20 de mai de 2016

Lula, o Inimputável

Luiz Inácio Lula da Silva deve ser o único ser imputável do planeta que não pode ser processado penalmente. Ele foi blindado pela suprema corte de Justiça do país, o STF, quando este, embarcando nos argumentos do Ministro Teori Zawascki, fulminou parte de decisão anterior de seu colega Gilmar Mendes e resolveu retirar da competência do Juiz Federal Sérgio Moro as investigações sobre o ex-presidente.

Foi uma decisão misteriosa, embora pública, que suspendeu a imputabilidade e qualificação de Lula como cidadão. Se ele não é ministro, não lhe cabe o Foro privilegiado. Então, caberia o foro comum? Mas este o STF alijou, ao menos temporariamente, da vida civil de Lula que, por isto, não pode ser processado, nem aqui nem lá, tampouco acolá.

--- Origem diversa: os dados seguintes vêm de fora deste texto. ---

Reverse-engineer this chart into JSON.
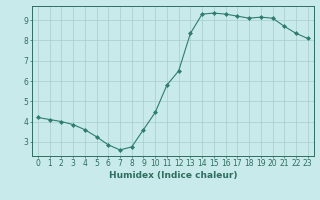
{
  "x": [
    0,
    1,
    2,
    3,
    4,
    5,
    6,
    7,
    8,
    9,
    10,
    11,
    12,
    13,
    14,
    15,
    16,
    17,
    18,
    19,
    20,
    21,
    22,
    23
  ],
  "y": [
    4.2,
    4.1,
    4.0,
    3.85,
    3.6,
    3.25,
    2.85,
    2.6,
    2.75,
    3.6,
    4.45,
    5.8,
    6.5,
    8.35,
    9.3,
    9.35,
    9.3,
    9.2,
    9.1,
    9.15,
    9.1,
    8.7,
    8.35,
    8.1
  ],
  "line_color": "#2e7d6e",
  "marker": "D",
  "marker_size": 2.0,
  "bg_color": "#c8eaea",
  "grid_color": "#a8cccc",
  "xlabel": "Humidex (Indice chaleur)",
  "ylim": [
    2.3,
    9.7
  ],
  "xlim": [
    -0.5,
    23.5
  ],
  "yticks": [
    3,
    4,
    5,
    6,
    7,
    8,
    9
  ],
  "xticks": [
    0,
    1,
    2,
    3,
    4,
    5,
    6,
    7,
    8,
    9,
    10,
    11,
    12,
    13,
    14,
    15,
    16,
    17,
    18,
    19,
    20,
    21,
    22,
    23
  ],
  "tick_color": "#2e6e60",
  "label_fontsize": 6.5,
  "tick_fontsize": 5.5,
  "linewidth": 0.8
}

Esperava-se que a definição do STF fosse tomada logo após a decisão do Senado sobre o impeachment da presidente Dilma e julgado prejudicado pela incidência de fato superveniente: apeada Dilma o ato por ela assinado e suspenso pelo Ministro Gilmar Mendes não se sustentaria. Por falta de consumação seria julgado prejudicado. Não se anula ato jurídico que não chegou a ser.

Como isto não ocorreu Lula continua transitando impavidamente pelos corredores políticos do Brasil munido de um salvo-conduto que não lhe retira apenas o foro privilegiado mas todo e qualquer foro. É um homem acima da Lei. Pode usar e abusar de meios tendentes a atrapalhar as investigações da Lava Jato, fazer “o diabo” para seu partido voltar ao poder, sem que possa ser contra ele expedido decreto de prisão preventiva por falta de autoridade competente para tanto.

Na minha carreira jurídica, nunca vi algo semelhante: a suspensão da imputabilidade de alguém de modo a livrá-lo temporariamente de qualquer consequência penal por seus atos. Não se trata, é claro, da decisão sobre eventual sanidade do acusado, em que se pode suspender o processo, apenas o processo.

O pior: o Judiciário, por sua corte maior, é quem gratuitamente concede essa estapafúrdia graça a alguém envolvido em investigação criminal e que poderia ter sua prisão – é o que se diz – provisoriamente decretada a qualquer momento.


Diz-se que a Justiça é cega. Mas seus agentes não deveriam sê-lo.